Mini Metro gives your brain that same kind of satisfaction and good feel as watching videos on YouTube called something like “Try Not To Get Satisfied While Watching This!” Just that amazing feeling of watching something work like it should, a finely tuned and precise piece of machinery doing something just right, working like clockwork. It’s made even better by the fact that you're watching something that YOU did. You put these trains in motion, you connected these stations, and it just feels good to see. 

And then a new station pops up somewhere weird and oh, dear god no, it’s across the river and you’re all out of tunnels. You see passengers piling up, but you’re trying to reroute your entire system to just fit this this new station that idiotically decided to appear. No, please wait, I had such a good system going! No no no, my loops! I'll have to cancel all of them, hold on just one more second I’ll add an extra car here to make it easier and run faster. No, it’s failing! Nooooo! 

Yeah, you oscillate pretty heavily between that, and that’s a big part of what makes Mini Metro work so well too. You’ll have a system giving you those sweet, sweet endorphins as you watch your train cars roll around. Sometimes, new stations pop up, but for the most part you can add them in without too much issue. Sometimes they even pop up on a path that was already there, which feels even better – you sort of feel like you anticipated that, and your metro system is just so good that it already has it covered. 

But then one station pops up and your heart sinks because you realize that it’s just not going to work, and you look back and see what now feel like mistakes piled on top of each other. Why didn’t you leave enough wiggle room to make sure that this would all fit together? Why did you make this part cross a river when it never needed to? This line’s just four triangle stations in a big square, what on earth made you think that was a good idea? So, as your system is running, you have to quickly remake huge chunks of it. You get it done and sit back, feeling like a genius again, knowing THIS time no problems will arise! 

Mini Metro takes the ideas present in city simulators and boils it down to a pure, simple and clean essence. You don’t have to worry about things like budgets - there’s very few resources to worry about - and none of those bigger picture considerations. You just have to get the people from one shape to another and use your colorful lines to do it.  

The simple UI helps with this greatly, though in my experience it did make starting out a little difficult – there's so little going on here visually that I wound up having absolutely no idea what I was doing, and went and searched out a YouTube tutorial to get me going. Maybe I missed it or sped through it, but it still only took about a couple of minutes to get to know the ins and outs of making a metro. Making a GOOD one, well, I’ll let you know when I figure that one out for sure. 

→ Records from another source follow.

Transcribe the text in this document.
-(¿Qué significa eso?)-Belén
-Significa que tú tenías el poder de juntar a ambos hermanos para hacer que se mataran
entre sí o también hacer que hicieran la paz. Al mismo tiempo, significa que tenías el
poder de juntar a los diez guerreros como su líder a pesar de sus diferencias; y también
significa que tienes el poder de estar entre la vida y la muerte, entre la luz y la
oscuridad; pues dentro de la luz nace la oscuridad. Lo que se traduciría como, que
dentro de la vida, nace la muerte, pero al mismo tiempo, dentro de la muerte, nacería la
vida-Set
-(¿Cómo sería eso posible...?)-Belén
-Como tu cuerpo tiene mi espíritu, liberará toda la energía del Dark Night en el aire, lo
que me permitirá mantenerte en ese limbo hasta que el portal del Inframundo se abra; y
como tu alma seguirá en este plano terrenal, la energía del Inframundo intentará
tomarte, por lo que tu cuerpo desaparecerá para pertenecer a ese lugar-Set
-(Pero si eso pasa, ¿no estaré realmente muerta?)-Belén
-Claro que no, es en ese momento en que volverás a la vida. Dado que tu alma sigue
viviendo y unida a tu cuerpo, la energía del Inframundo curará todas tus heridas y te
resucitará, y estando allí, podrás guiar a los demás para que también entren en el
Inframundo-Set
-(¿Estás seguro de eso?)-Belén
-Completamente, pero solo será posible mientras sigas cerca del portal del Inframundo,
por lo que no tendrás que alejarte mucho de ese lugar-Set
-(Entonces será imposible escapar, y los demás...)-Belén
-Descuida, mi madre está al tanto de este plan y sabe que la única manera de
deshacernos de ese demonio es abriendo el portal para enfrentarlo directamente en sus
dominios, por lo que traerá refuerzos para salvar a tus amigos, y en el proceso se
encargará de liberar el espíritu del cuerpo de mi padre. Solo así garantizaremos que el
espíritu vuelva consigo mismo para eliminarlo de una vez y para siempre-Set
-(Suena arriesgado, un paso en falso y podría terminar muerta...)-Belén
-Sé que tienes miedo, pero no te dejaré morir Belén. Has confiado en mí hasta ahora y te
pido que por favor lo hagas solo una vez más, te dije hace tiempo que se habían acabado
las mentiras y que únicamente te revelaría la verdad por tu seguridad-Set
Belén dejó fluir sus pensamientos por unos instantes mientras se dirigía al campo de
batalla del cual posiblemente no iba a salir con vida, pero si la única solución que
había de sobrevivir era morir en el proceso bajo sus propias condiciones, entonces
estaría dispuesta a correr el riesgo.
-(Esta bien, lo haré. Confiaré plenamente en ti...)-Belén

The maps the game gives you are based on layouts of cities with well-known metro systems, like New York and London, but the stops themselves are randomly generated. It really is a better way to go than to have it be completely based on a real locations because now the game gives you the challenge (e.g. this place has like five rivers!) and you have to deal with it in a more dynamic manner. Can’t just study a real map and know what to do!

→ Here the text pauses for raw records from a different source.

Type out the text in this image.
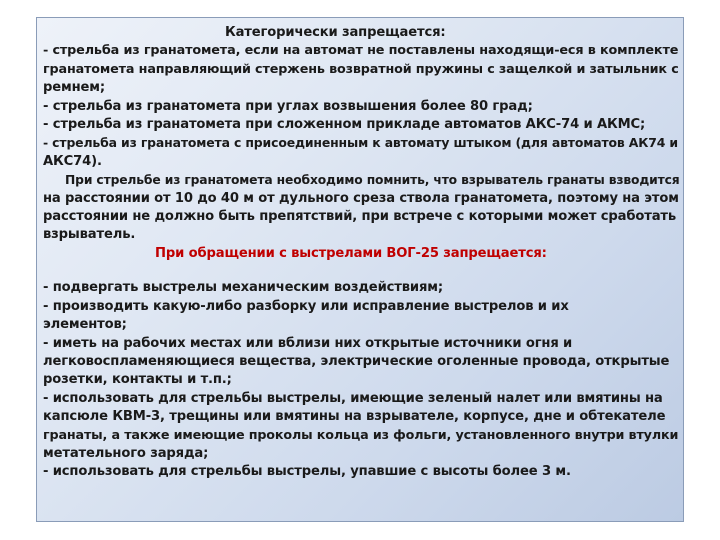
Категорически запрещается:
- стрельба из гранатомета, если на автомат не поставлены находящи-еся в комплекте
гранатомета направляющий стержень возвратной пружины с защелкой и затыльник с
ремнем;
- стрельба из гранатомета при углах возвышения более 80 град;
- стрельба из гранатомета при сложенном прикладе автоматов АКС-74 и АКМС;
- стрельба из гранатомета с присоединенным к автомату штыком (для автоматов АК74 и
АКС74).
При стрельбе из гранатомета необходимо помнить, что взрыватель гранаты взводится
на расстоянии от 10 до 40 м от дульного среза ствола гранатомета, поэтому на этом
расстоянии не должно быть препятствий, при встрече с которыми может сработать
взрыватель.
При обращении с выстрелами ВОГ-25 запрещается:
- подвергать выстрелы механическим воздействиям;
- производить какую-либо разборку или исправление выстрелов и их
элементов;
- иметь на рабочих местах или вблизи них открытые источники огня и
легковоспламеняющиеся вещества, электрические оголенные провода, открытые
розетки, контакты и т.п.;
- использовать для стрельбы выстрелы, имеющие зеленый налет или вмятины на
капсюле КВМ-3, трещины или вмятины на взрывателе, корпусе, дне и обтекателе
гранаты, а также имеющие проколы кольца из фольги, установленного внутри втулки
метательного заряда;
- использовать для стрельбы выстрелы, упавшие с высоты более 3 м.
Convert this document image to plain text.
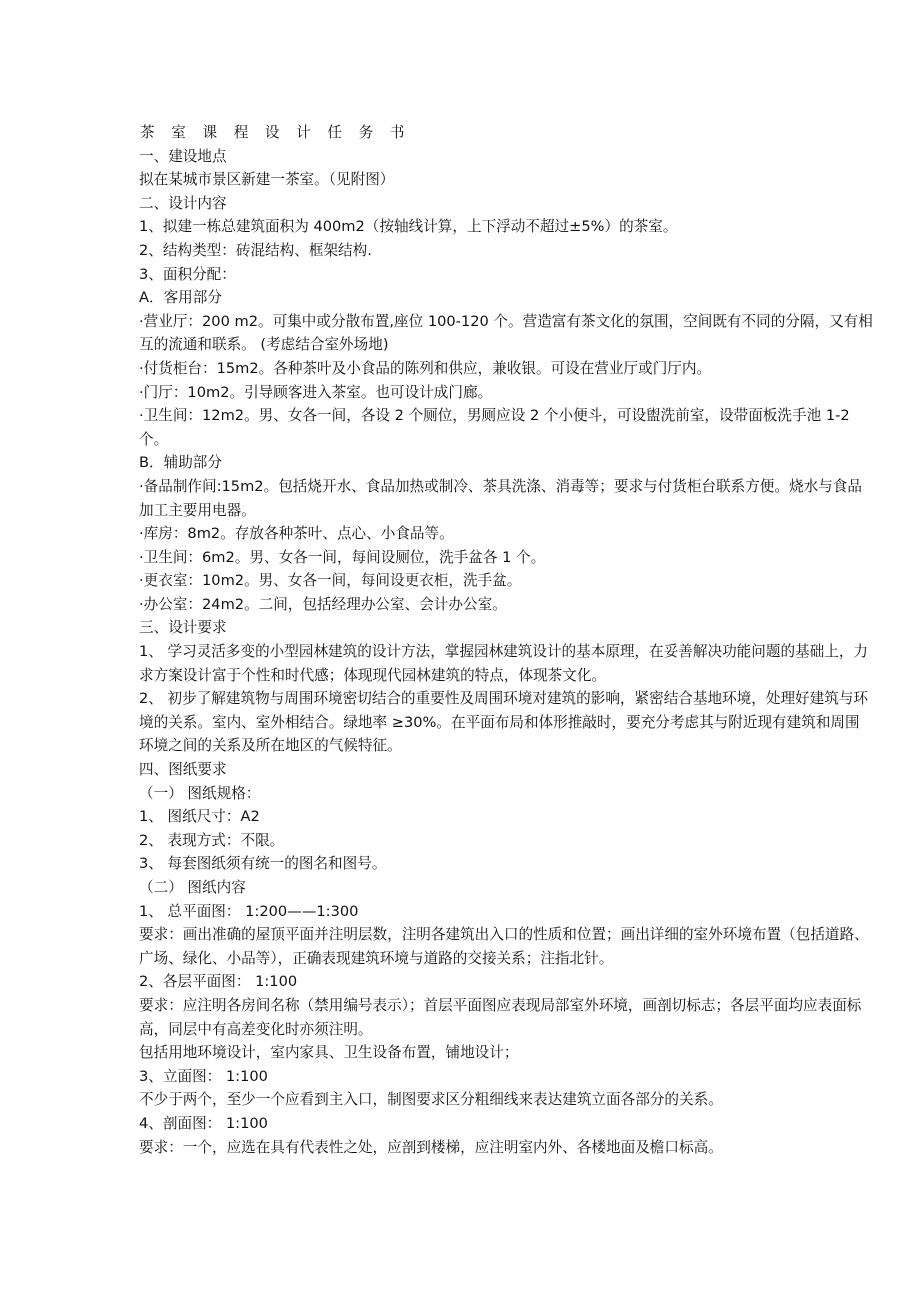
茶 室 课 程 设 计 任 务 书

一、建设地点

拟在某城市景区新建一茶室。（见附图）

二、设计内容

1、拟建一栋总建筑面积为 400m2（按轴线计算，上下浮动不超过±5%）的茶室。

2、结构类型：砖混结构、框架结构.

3、面积分配：

A．客用部分

·营业厅：200 m2。可集中或分散布置,座位 100-120 个。营造富有茶文化的氛围，空间既有不同的分隔，又有相互的流通和联系。 (考虑结合室外场地)

·付货柜台：15m2。各种茶叶及小食品的陈列和供应，兼收银。可设在营业厅或门厅内。

·门厅：10m2。引导顾客进入茶室。也可设计成门廊。

·卫生间：12m2。男、女各一间，各设 2 个厕位，男厕应设 2 个小便斗，可设盥洗前室，设带面板洗手池 1-2 个。

B．辅助部分

·备品制作间:15m2。包括烧开水、食品加热或制冷、茶具洗涤、消毒等；要求与付货柜台联系方便。烧水与食品加工主要用电器。

·库房：8m2。存放各种茶叶、点心、小食品等。

·卫生间：6m2。男、女各一间，每间设厕位，洗手盆各 1 个。

·更衣室：10m2。男、女各一间，每间设更衣柜，洗手盆。

·办公室：24m2。二间，包括经理办公室、会计办公室。

三、设计要求

1、 学习灵活多变的小型园林建筑的设计方法，掌握园林建筑设计的基本原理，在妥善解决功能问题的基础上，力求方案设计富于个性和时代感；体现现代园林建筑的特点，体现茶文化。

2、 初步了解建筑物与周围环境密切结合的重要性及周围环境对建筑的影响，紧密结合基地环境，处理好建筑与环境的关系。室内、室外相结合。绿地率 ≥30%。在平面布局和体形推敲时，要充分考虑其与附近现有建筑和周围环境之间的关系及所在地区的气候特征。

四、图纸要求

（一） 图纸规格：

1、 图纸尺寸：A2

2、 表现方式：不限。

3、 每套图纸须有统一的图名和图号。

（二） 图纸内容

1、 总平面图： 1:200——1:300

要求：画出准确的屋顶平面并注明层数，注明各建筑出入口的性质和位置；画出详细的室外环境布置（包括道路、广场、绿化、小品等），正确表现建筑环境与道路的交接关系；注指北针。

2、各层平面图： 1:100

要求：应注明各房间名称（禁用编号表示）；首层平面图应表现局部室外环境，画剖切标志；各层平面均应表面标高，同层中有高差变化时亦须注明。

包括用地环境设计，室内家具、卫生设备布置，铺地设计；

3、立面图： 1:100

不少于两个，至少一个应看到主入口，制图要求区分粗细线来表达建筑立面各部分的关系。

4、剖面图： 1:100

要求：一个，应选在具有代表性之处，应剖到楼梯，应注明室内外、各楼地面及檐口标高。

There are three modes for each map: normal, endless, and extreme. In normal and extreme, the game is over when a station gets overloaded for too long, but the difference in extreme is that when you connect a station, the track is then permanent, you can’t undo it. Extreme maps also have to be unlocked by doing a specific thing in their normal mode, like moving 1000 passengers before you fail or using only one bridge. You need to really prove yourself before you can even take a swing at extreme difficulty. You can’t fail in endless mode, so it’s a good space to really get practice for the basics of designing a working system. Endless is all about efficiency, and seeing how many people you can get travelling your system in one day. You could just make one giant railway that connects all the stations, for example, and not worry about timing out, but that’s not really gonna get you anywhere. 

Mini Metro’s greatest weakness is definitely playing it with a controller. The game does as much as it can to help, but sometimes there’s just too much happening, and the little cursor is too sticky. I couldn’t really even get a good handle on how to erase lines to remake parts of a track, so I played almost exclusively with touch screen in undocked mode. 

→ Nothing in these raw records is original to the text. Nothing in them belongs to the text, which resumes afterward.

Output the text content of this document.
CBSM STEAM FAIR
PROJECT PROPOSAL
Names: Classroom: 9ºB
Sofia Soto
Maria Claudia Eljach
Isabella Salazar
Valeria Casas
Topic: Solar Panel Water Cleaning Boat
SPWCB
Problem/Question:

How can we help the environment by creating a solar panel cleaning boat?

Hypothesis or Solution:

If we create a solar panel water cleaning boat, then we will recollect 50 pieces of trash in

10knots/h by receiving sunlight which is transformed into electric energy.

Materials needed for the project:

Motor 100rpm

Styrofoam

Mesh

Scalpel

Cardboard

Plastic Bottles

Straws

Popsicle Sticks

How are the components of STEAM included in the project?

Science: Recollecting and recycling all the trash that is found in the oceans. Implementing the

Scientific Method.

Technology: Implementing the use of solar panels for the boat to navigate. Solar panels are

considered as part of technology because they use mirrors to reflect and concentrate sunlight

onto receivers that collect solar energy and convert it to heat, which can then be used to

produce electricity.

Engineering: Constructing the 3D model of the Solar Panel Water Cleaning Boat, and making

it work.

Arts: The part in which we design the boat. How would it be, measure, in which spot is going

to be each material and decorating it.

Mini Metro is a really good game for unwinding, even with the more challenging modes and moments of high stress that pop when a poorly placed station suddenly appears. In a way, it’s a sim-without-the-sim, and a management game about managing very little. The UI is crisp and clean, the gameplay satisfying, and while the game doesn’t really do much to motivate you to keep playing aside from going “hey, beat your high score!”, it’s fun enough that you’re going to fire it up to try and make a longer lasting and more efficient metro line anyways.